Gomes’ reverse-juxtaposition – a man’s ritualized fall into a sorrow-fueled limbo, followed by the small, everyday existences of a group of people in present-day Lisbon, followed by a tale of white colonial privilege and forbidden love not too far removed from F. Scott Fitzgerald or Marguerite Duras – continuously echoes back on itself, and the final third enriches what has come before in profoundly resonant ways. All of that history, all of that money, the colonies, the empire – what has Portugal become, and who are the Portuguese, today? Has present-day Portugal been shaped by all of that, or does its past fall away, inconsequential?

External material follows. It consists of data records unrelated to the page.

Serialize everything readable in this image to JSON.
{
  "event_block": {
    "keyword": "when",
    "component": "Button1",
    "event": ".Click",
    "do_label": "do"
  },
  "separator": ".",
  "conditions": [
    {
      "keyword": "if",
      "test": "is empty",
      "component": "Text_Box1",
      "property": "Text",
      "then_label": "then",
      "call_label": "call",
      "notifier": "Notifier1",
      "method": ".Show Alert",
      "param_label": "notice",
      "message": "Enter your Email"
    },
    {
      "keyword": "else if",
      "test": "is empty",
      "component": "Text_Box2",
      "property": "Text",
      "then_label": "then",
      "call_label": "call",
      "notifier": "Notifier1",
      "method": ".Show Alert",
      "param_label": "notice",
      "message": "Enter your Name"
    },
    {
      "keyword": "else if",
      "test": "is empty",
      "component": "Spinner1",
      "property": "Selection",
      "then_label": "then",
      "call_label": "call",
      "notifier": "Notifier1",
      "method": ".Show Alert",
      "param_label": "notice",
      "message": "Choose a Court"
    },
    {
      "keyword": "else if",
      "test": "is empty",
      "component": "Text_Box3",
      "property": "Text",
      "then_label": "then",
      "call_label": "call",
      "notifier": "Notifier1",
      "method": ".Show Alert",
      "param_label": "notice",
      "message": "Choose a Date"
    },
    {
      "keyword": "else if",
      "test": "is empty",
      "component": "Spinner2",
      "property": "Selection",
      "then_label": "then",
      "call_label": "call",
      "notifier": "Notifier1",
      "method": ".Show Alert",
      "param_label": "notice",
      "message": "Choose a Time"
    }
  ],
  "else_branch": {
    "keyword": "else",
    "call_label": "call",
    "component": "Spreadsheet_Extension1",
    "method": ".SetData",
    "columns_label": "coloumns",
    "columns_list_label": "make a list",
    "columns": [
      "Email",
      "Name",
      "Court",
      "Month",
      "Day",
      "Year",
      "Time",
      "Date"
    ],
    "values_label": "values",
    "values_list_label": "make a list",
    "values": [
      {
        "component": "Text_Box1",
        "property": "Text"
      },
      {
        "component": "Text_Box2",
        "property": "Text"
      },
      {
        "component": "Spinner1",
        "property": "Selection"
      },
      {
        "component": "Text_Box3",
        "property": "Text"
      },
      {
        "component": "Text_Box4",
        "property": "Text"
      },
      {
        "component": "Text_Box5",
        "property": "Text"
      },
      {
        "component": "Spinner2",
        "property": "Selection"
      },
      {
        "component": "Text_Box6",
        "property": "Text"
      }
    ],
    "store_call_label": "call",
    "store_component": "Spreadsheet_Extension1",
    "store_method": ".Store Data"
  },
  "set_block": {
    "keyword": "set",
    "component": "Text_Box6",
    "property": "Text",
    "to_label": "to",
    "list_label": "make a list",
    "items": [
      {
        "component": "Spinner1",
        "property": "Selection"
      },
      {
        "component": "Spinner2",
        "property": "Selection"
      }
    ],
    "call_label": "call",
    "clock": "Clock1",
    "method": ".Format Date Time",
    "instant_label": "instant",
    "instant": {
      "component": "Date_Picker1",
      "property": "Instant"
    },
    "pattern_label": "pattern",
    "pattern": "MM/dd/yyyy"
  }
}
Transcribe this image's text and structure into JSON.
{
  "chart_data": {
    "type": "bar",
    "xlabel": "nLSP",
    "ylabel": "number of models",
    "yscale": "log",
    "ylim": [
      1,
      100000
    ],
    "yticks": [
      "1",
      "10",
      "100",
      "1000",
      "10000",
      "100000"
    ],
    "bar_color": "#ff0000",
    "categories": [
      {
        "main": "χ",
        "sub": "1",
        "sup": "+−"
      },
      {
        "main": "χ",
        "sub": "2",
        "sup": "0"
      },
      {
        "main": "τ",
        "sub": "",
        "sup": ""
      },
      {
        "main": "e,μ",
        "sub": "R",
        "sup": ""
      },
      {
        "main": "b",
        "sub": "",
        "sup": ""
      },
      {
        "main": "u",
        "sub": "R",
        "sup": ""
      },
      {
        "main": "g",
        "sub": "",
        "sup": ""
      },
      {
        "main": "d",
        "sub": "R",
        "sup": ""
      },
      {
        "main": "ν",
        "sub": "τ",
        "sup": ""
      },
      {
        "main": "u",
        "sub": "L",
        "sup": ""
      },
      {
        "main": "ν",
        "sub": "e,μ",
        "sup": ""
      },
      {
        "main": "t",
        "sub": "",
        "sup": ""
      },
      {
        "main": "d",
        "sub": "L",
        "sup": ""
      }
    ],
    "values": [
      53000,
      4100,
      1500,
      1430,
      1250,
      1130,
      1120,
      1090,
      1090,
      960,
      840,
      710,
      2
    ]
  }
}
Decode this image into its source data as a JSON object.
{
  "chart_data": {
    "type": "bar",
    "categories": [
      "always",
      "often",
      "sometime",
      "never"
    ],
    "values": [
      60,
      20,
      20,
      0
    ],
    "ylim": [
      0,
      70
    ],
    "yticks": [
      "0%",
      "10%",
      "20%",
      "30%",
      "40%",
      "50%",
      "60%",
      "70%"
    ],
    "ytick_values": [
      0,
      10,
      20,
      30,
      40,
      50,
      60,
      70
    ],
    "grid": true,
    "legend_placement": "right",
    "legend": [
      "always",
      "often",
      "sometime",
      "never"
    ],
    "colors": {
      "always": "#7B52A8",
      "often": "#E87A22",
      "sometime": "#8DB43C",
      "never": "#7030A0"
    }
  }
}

Does Gian Luca, or the dying Aurora, look back on it all with nostalgia, or remorse? Gomes’ film is abstractly allegorical – the bigger questions it triggered with me aren't necessarily overt concerns of the film, but Gomes is fully aware of the free-association that his approach will evoke. The whole thing can just as easily be seen, solely but still rewardingly, as a ripe romantic melodrama. Or, if you’re aware of the Portuguese Colonial Wars (between 1961 and 1974) - triggered, tangentially, by events in the third portion, with the apparent results evident in the second - then you’ll dive deeper into the film than even I know to. On a number of levels, it’s a fascinating film that’s presented in a way unlike any you've seen, perhaps save the mid-century exotica of filmmakers like Jean Renoir or Michael Powell. Enthusiastically recommended.
‘Tabu’ screens on Saturday, March 2nd at 3:00 p.m. and Wednesday, March 6th at 8:00 p.m.